Making choices and commitments is part of life: even when we think we’ve avoided making a decision, that in itself is a choice. But is ‘choosing not to make a choice’ really the best way to approach life?
I was listening to an old favourite the other day — the album Against the Wind, by Bob Seger — and some lines from one of the songs have stuck with me ever since; not in the annoying sense of a jingle replaying over and over, but in the sense of how apt they are in describing some aspects of the human condition. The song is No Man’s Land, and the lyrics tell of responses to a tragedy:
Victims come and victims go
There’s always lots to spare
One victim lives the tragedy, one victim stops to stare
Still another walks on by, pretending not to see
They’re all out there in no man’s land
‘Cause it’s the safest place to be
There are so many ways to ‘read’ this song; the idea that we are all in a sense ‘victims’, but victims of what? The idea of no man’s land being safe, but safe from what? The idea implicit in no man’s land of shying away from commitment, playing safe, not getting involved.

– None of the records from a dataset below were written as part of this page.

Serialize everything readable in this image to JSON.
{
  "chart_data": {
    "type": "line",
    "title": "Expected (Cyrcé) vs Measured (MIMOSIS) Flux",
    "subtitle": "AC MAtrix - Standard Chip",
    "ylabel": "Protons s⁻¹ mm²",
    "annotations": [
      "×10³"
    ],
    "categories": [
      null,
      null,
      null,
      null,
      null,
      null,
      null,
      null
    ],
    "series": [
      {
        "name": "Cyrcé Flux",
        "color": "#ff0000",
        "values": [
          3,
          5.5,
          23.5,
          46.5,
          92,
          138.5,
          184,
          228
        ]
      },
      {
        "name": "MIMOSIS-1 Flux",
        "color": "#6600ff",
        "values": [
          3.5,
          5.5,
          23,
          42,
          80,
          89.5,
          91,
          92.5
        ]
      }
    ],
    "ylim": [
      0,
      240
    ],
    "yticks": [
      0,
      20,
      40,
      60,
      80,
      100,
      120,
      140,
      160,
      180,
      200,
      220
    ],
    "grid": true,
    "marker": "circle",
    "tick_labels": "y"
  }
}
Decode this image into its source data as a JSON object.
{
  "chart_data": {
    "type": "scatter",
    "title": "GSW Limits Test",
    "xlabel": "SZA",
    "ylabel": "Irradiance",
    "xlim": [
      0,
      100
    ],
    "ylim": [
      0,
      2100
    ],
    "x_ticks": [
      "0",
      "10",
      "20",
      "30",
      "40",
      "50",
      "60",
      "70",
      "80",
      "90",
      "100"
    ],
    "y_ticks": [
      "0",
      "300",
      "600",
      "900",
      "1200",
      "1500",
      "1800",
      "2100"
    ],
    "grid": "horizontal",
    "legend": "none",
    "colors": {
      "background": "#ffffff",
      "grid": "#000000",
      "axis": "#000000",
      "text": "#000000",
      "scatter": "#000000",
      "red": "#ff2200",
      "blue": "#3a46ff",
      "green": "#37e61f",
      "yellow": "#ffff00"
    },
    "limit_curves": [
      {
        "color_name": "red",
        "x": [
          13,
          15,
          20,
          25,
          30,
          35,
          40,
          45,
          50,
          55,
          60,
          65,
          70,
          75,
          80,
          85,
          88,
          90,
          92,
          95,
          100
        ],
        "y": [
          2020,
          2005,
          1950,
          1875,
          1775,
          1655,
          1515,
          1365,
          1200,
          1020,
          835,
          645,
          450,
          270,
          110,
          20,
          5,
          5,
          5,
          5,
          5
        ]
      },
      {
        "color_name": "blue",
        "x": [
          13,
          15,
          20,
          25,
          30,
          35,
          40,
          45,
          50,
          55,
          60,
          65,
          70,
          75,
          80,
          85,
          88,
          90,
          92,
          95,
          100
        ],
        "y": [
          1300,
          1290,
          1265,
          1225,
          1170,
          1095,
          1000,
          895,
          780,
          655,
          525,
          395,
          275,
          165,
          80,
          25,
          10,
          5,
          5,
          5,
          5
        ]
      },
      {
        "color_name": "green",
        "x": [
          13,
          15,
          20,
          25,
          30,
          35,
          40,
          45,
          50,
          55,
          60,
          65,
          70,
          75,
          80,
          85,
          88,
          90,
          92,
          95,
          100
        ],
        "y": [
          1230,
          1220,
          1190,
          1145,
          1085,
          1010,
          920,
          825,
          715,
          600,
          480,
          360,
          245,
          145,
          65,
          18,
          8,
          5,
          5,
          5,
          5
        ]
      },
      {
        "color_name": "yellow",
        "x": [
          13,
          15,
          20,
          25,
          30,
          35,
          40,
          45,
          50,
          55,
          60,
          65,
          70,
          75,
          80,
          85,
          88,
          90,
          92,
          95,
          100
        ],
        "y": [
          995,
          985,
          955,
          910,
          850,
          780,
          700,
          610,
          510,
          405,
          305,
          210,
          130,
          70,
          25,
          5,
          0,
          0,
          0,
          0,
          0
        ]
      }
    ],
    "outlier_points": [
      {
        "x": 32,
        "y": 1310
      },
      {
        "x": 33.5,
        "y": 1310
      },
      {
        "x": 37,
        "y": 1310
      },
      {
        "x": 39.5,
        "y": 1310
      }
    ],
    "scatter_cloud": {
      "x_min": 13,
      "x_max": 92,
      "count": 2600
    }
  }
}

I find myself thinking about the recent troubles in Libya, Egypt and Bahrain. Regardless of the view you take toward systems of government like these, the people who are protesting in the streets against their rulers have well and truly committed themselves to a course of action that could, in reality, lead to injury or death to themselves and others, just as much as it could lead to the change in leadership or the system of government they seek. In the sense of “no man’s land” being the “safest place to be”, they are very far away from that. Some of them may well end up as victims of these troubles, but for some at least that would be a price they choose to pay in order to secure a better future. They have committed themselves to something.
Which isn’t to say that committing oneself to a particular course of action is necessarily a good thing. We can all come up with plenty of examples of causes with which we fundamentally disagree and wish had never attracted anyone to their rallying cry. As the saying goes, “One man’s freedom fighter is another man’s terrorist”. A lot depends on one’s point of view.
But walking on by is also a choice. In Germany during the Nazi era, hundreds of thousands of people “walked on by, pretending not to see”, while millions of others “lived the tragedy” of the Holocaust. Far be it from me to suggest that those who turned a blind eye to what was going on were as much ‘victims’ of the Nazis as were the people who died in the death camps, but I do think that those who walked on by were victims in a sense of the Nazis’ dehumanising of the German people as a whole; those who committed themselves to not seeing were diminished in their humanity.
But then doesn’t it come down to personal choice? Choosing which course of action — or none — to take? Because actually, choosing to take no action is a still a choice, still a commitment to one thing or another. On the other hand, freedom of choice is not always as straightforward as it might seem. If you’re a poor farmer eking out a living in a war-torn part of the developing world, your choices are severely limited by the sheer effort involved in getting enough money to feed, clothe and shelter your family; there’s not much left over for being involved in grand political causes, especially if the price of involvement could be death or injury at the hands of others and, consequently, further hardship for those who depended on you.
There’s another lyric that’s playing in my head as I write this: “Put up a fight you believe to be right, And some day the sun will shine through”, from the song Wishing Well, by Free. Of course it’s not always that simple; some fights are never won, however ‘right’ and ‘just’ the cause. And maybe the “sun shining through” is not about victory necessarily but also more generally about finding ways through, finding meaning in one’s life, allowing some things to pass and others to take their place — choosing how to think about things and therefore what meaning to give them. The psychotherapist Victor E. Frankl, who was himself incarcerated by the Nazis during World War Two, wrote in Man’s Search for Meaning [Amazon-US | Amazon-UK](?):
We who lived in concentration camps can remember the men who walked through the huts comforting others, giving away their last piece of bread. They may have been few in number, but they offer sufficient proof that everything can be taken from a man but one thing: the last of the human freedoms — to choose one’s attitude in any given set of circumstances, to choose one’s own way.
What I’m trying to suggest, I think, is the value of being conscious and aware of the choices and commitments that we make; knowingly choosing to commit to a course of action, or none, rather than stumbling blindly into it, oblivious to the potential risks and rewards. We then have a better chance of finding positive and self-affirming meaning in our lives and becoming masters of our paths through it.